Marking the eastern most site, Alex Hartley’s ‘Wall’ teeters on the vulnerable, crumbling cliff edge. He furnishes the landscape with collapse at any minute. The cage walls made of the same materials which run alongside the Eurotunnunel’s rail track to prevent illegal immigration into the UK, deliver a sombre punchline to the Double Edge concept. ‘Wall’ is weighted with discarded quern stones which date back to pre-Roman times. Those broken during production were simply tossed away. Hartley’s use of these once dispensable and now valuable artifacts, amplifies a collective concern about people whose value to the community is largely only recognised in retrospect.

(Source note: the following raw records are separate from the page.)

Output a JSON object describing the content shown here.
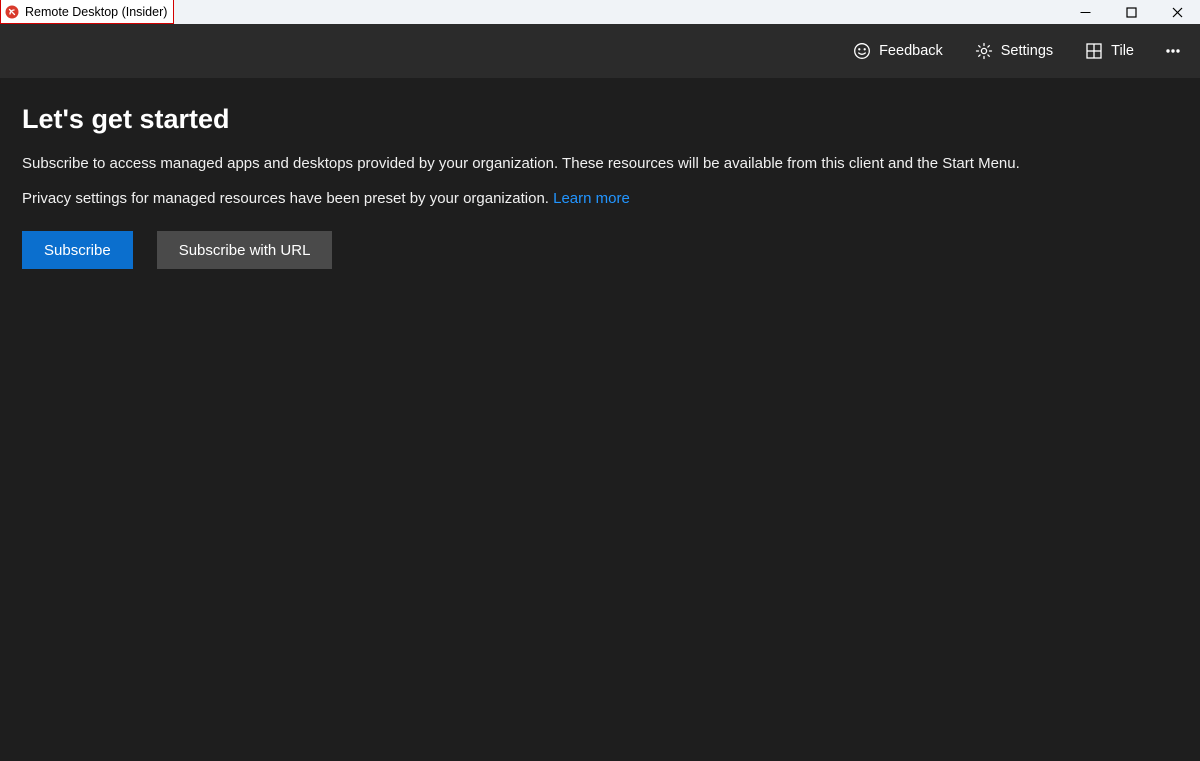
{
  "window": {
    "title": "Remote Desktop (Insider)"
  },
  "commandbar": {
    "feedback": "Feedback",
    "settings": "Settings",
    "tile": "Tile"
  },
  "main": {
    "heading": "Let's get started",
    "paragraph1": "Subscribe to access managed apps and desktops provided by your organization. These resources will be available from this client and the Start Menu.",
    "paragraph2_prefix": "Privacy settings for managed resources have been preset by your organization. ",
    "learn_more": "Learn more",
    "subscribe_button": "Subscribe",
    "subscribe_url_button": "Subscribe with URL"
  }
}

While many visitors will be locals and daytrippers, it’s worth taking the weekend for the Folkestone Triennial. There’s a whole lot more than this year’s artworks to experience. For instance, reaching one of Antony Gormley’s sculptures is impossible without waiting for low tide then walking through Coronation Parade’s hallway of arches. Carpeted in algae, each arch provides a stunning view out to sea and a sense of walking through a filmset, like Asghar Farhadi’s ‘About Elly’. Or from Lubaina Himid’s ‘Jelly Mould Pavilion’, it’s a short walk along the seafront to the Zig Zag Path embedded with a concrete rat if you can find it. Built in Victorian times, every level offers a new and glorious vista. The demanding ascent is rewarded with war letter recordings from previous Triennial artist Christian Boltanski. Descend the Road of Remembrance and traipse past hundreds of crocheted poppies acknowledging the thousands who left for war by this shoreline. For many, a final view of their homeland. Sent by individuals throughout the country, the poppies are carefully removed, washed and replaced by Academy FM’s broadcaster Kay McLoughlin and her friends. The sense of involvement, history and creativity in this town is palpable and the Triennial offers a fruitful book opener to a much broader story.